The Chicago lawprof discusses the pending Supreme Court case on implied pre-emption:

…it is folly to act as if the private lawsuits attacking FDA warnings just backstop a porous and lax FDA. Often those lawsuits add an unwanted deterrent against the sale of desperately needed drugs. That risk is multiplied by hyperventilated state tort law that, in many instances, is lopsidedly pro-plaintiff.

(“Wyeth v. Levine Could Endanger Your Health”, Forbes, Nov. 11). Much more on the debate at Point of Law here, here, here, etc.

5 Comments

  • Beck & Herman’s Drug and Device Law has had a bunch of good Levine coverage as well, at least if you want the pro-ppharma side.
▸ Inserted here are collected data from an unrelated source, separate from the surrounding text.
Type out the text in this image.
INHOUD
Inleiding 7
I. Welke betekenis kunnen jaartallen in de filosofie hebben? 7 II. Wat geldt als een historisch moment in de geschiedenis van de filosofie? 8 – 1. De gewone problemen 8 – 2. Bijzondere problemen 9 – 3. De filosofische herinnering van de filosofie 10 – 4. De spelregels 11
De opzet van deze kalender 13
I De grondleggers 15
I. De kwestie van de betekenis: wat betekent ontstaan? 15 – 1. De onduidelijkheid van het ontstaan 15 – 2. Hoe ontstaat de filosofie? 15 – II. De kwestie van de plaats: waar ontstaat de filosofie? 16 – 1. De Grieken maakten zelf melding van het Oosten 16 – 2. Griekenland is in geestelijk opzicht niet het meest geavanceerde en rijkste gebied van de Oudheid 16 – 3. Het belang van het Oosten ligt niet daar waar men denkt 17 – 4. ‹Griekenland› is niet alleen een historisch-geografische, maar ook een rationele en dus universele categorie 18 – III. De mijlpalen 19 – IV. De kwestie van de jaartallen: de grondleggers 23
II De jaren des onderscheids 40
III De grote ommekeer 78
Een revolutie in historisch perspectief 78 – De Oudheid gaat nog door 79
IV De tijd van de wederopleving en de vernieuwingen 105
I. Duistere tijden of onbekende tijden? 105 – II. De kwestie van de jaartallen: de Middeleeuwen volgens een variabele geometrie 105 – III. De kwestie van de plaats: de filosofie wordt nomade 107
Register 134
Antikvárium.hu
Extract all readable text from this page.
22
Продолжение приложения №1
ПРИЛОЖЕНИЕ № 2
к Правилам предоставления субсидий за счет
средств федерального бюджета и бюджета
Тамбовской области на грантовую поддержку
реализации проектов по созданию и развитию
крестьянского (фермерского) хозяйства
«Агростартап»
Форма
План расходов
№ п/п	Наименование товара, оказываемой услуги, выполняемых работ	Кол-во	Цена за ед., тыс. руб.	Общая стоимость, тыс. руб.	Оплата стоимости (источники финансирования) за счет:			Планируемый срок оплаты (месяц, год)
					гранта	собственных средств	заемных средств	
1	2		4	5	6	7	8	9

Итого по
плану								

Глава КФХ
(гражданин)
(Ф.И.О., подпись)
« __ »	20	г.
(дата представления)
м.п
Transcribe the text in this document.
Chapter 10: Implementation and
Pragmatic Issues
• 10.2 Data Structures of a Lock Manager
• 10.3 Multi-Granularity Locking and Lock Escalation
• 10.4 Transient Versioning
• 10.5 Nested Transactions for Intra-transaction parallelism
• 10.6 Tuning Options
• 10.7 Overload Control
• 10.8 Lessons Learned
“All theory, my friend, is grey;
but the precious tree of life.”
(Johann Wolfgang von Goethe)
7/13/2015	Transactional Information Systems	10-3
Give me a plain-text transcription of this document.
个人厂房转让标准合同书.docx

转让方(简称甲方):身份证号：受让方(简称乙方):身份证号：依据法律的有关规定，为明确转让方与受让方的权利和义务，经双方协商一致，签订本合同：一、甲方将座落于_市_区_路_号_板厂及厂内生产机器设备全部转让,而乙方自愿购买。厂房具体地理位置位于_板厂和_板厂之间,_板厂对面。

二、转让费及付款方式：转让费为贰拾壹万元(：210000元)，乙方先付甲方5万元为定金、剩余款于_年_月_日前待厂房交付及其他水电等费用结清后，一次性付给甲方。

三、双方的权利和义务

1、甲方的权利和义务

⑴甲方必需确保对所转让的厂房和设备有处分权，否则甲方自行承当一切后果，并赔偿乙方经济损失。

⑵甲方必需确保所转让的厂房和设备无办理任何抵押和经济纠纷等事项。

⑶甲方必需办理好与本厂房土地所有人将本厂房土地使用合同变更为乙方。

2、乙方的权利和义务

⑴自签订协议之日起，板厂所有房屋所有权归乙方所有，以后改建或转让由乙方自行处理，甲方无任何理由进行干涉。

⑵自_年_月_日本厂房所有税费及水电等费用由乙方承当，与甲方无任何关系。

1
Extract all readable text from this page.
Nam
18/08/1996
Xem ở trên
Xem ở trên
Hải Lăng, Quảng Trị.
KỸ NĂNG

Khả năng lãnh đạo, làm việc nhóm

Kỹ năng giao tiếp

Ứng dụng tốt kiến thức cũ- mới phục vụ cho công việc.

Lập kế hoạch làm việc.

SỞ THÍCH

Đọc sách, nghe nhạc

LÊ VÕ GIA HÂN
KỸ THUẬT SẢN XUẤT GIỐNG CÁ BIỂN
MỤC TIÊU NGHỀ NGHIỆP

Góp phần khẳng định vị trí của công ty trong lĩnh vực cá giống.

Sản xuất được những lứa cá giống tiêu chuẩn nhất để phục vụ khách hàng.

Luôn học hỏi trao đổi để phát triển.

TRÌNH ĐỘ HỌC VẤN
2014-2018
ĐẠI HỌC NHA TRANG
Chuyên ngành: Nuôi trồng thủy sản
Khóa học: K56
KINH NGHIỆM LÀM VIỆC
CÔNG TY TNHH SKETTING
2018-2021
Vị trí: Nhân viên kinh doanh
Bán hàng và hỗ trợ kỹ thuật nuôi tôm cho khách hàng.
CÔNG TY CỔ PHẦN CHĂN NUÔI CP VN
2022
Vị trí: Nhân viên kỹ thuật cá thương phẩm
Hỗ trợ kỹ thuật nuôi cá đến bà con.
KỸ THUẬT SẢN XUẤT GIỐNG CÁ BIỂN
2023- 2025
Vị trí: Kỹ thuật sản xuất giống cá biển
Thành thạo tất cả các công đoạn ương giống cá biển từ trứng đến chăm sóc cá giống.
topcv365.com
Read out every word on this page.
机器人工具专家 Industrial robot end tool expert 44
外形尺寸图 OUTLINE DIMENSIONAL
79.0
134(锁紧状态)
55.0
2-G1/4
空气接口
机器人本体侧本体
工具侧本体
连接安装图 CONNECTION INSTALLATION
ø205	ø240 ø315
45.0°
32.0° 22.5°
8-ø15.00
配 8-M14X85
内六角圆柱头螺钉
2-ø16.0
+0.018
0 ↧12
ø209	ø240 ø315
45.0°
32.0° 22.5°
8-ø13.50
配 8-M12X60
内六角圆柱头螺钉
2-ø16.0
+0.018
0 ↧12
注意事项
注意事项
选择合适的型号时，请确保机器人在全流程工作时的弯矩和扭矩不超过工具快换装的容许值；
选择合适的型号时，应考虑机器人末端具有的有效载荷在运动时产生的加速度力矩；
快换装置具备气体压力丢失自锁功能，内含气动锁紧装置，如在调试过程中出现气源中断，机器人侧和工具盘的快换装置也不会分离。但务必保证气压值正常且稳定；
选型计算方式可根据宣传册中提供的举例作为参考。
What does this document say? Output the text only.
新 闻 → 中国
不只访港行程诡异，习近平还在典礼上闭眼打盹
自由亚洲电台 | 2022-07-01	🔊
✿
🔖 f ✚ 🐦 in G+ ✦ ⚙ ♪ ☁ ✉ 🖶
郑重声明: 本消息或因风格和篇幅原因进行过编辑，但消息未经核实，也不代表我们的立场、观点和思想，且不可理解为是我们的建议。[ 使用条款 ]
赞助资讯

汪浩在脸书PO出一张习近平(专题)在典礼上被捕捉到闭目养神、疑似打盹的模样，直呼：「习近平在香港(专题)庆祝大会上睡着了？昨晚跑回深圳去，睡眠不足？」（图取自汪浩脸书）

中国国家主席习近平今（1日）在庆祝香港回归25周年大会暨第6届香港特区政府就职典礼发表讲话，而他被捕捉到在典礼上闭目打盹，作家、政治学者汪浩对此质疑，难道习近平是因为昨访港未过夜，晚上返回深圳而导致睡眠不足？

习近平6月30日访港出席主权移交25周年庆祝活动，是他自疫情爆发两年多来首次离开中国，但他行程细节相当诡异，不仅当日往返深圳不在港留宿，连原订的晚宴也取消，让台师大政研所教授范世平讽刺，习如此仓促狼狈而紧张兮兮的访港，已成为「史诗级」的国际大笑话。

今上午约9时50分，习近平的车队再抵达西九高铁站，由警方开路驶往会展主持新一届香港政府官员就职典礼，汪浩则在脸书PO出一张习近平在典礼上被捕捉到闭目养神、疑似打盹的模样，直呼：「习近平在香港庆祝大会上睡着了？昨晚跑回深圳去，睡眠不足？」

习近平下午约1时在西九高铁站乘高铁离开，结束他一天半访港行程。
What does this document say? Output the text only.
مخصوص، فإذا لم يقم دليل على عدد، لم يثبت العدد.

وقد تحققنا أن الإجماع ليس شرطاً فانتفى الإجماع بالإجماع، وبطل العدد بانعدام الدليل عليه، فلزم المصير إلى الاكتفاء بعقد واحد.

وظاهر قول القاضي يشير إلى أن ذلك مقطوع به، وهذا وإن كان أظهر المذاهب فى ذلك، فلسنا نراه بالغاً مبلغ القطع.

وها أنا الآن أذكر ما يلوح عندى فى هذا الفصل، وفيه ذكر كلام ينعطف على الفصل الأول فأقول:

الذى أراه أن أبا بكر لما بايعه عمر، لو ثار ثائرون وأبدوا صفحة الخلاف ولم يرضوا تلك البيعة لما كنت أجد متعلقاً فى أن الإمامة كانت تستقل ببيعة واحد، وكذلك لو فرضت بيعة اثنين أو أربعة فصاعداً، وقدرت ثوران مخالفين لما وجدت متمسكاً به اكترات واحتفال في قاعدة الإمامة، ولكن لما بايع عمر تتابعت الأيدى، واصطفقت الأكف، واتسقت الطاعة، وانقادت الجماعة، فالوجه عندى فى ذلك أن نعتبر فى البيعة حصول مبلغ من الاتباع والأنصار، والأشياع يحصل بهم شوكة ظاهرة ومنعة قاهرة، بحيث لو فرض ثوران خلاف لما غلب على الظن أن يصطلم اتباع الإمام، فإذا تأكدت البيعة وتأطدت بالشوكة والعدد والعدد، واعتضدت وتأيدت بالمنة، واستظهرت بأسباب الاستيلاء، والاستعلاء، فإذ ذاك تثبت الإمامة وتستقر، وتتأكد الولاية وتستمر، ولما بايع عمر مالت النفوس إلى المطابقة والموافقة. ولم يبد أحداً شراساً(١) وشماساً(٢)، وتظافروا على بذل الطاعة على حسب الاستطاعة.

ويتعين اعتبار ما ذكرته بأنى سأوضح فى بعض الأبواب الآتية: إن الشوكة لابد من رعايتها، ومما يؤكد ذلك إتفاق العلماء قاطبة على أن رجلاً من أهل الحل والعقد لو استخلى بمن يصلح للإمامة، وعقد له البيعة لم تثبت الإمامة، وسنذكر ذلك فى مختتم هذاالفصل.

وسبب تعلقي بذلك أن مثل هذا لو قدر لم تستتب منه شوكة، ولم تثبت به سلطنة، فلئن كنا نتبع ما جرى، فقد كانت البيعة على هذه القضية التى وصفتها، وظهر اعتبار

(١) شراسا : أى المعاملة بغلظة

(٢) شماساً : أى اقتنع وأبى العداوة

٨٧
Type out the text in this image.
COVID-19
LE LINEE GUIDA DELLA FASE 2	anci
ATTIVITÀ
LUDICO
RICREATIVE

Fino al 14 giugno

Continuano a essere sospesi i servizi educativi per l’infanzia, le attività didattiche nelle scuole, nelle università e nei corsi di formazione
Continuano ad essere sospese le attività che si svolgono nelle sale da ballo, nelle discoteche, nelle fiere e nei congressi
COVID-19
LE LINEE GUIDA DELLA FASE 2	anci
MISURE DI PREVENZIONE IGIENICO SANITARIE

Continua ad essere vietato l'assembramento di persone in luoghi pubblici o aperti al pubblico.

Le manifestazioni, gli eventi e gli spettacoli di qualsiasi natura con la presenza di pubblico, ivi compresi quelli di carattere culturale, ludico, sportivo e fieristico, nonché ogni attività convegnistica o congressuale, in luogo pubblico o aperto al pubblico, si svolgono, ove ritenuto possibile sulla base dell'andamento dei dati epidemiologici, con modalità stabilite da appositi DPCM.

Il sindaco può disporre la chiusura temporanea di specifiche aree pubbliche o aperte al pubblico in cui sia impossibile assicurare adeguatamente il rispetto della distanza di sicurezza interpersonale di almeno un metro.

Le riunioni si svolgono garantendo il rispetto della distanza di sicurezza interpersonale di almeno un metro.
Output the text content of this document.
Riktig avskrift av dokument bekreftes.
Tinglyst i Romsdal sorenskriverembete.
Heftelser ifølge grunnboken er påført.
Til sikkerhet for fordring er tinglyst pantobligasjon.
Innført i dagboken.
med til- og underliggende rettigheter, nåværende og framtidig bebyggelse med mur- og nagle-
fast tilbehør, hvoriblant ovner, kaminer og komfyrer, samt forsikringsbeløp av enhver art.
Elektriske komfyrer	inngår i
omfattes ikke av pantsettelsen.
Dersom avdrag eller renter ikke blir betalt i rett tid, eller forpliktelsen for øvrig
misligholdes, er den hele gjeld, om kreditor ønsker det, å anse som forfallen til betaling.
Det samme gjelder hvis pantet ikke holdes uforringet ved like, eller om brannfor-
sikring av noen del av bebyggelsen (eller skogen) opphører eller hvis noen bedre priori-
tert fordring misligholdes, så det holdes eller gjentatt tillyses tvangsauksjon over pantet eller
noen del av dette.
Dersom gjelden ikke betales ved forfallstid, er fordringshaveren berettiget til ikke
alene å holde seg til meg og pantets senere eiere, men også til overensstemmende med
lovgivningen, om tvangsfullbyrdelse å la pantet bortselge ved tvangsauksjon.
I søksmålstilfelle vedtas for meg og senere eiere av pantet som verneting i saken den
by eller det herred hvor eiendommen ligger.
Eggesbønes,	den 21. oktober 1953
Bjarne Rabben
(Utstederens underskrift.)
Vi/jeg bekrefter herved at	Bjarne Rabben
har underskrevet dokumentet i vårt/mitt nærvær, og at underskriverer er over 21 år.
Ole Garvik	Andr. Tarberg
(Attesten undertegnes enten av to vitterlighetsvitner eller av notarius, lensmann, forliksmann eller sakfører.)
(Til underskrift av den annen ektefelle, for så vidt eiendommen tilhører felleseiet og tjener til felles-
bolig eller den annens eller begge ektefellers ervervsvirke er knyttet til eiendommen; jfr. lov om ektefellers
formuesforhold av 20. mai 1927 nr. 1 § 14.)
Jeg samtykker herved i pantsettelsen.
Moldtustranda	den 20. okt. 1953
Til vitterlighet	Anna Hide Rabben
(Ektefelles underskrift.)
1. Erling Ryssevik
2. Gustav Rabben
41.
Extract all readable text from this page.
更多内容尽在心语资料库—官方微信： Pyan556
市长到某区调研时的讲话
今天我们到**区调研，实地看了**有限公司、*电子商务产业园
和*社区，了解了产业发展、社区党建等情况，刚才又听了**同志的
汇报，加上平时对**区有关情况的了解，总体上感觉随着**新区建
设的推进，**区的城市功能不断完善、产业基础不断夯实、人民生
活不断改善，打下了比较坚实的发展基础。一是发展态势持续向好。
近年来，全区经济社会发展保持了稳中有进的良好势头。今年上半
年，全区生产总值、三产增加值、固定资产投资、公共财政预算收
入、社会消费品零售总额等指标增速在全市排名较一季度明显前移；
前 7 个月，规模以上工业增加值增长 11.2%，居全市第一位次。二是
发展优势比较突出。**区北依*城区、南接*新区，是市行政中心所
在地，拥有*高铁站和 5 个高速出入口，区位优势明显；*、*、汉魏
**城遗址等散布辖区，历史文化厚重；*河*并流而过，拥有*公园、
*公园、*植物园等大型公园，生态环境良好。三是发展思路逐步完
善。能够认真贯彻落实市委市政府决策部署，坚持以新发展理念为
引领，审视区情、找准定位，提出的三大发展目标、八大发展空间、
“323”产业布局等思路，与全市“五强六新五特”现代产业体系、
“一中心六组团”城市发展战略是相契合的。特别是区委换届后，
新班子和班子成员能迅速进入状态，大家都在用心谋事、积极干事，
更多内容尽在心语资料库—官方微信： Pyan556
  • While Prof. Epstein provides an excellent theoretical response to his “But why go after the drug manufacturer, Wyeth, as well?” query, the practical reason is more simple: the plaintiffs’ bar always goes after the deep-pocketed defendant. Blame joint and several liability, plaintiff-friendly evidence codes, or least-common-denominator jurors, unless and until judges foreclose on upstream liability in warnings cases, manufacturers will not be immune.

  • Bruce,

    That can’t be true. My torts professor assures me that tort lawyers don’t do that. Tort is the source of truth and justice in America. Without which the rights of the little would be trampled on by the big feet of the rich.

  • So, of course, the correct remedy is to ignore the statutory-construction presumption against implied preemption and eliminate all state tort law that relates to products liability. Well, that seems completely reasonable.

    Give it up, guys. Even if the SC is crazy enough to do that, it’s a statutory construction issue that the next Congress can and will reverse by making non-preemption explicit.

  • The statutory-construction “presumption against implied preemption” has no legitimate constitutional basis, as Epstein has explained elsewhere.

    And certainly Congress can choose to explicitly forbid preemption, though that would be an exceptionally poor public-policy choice.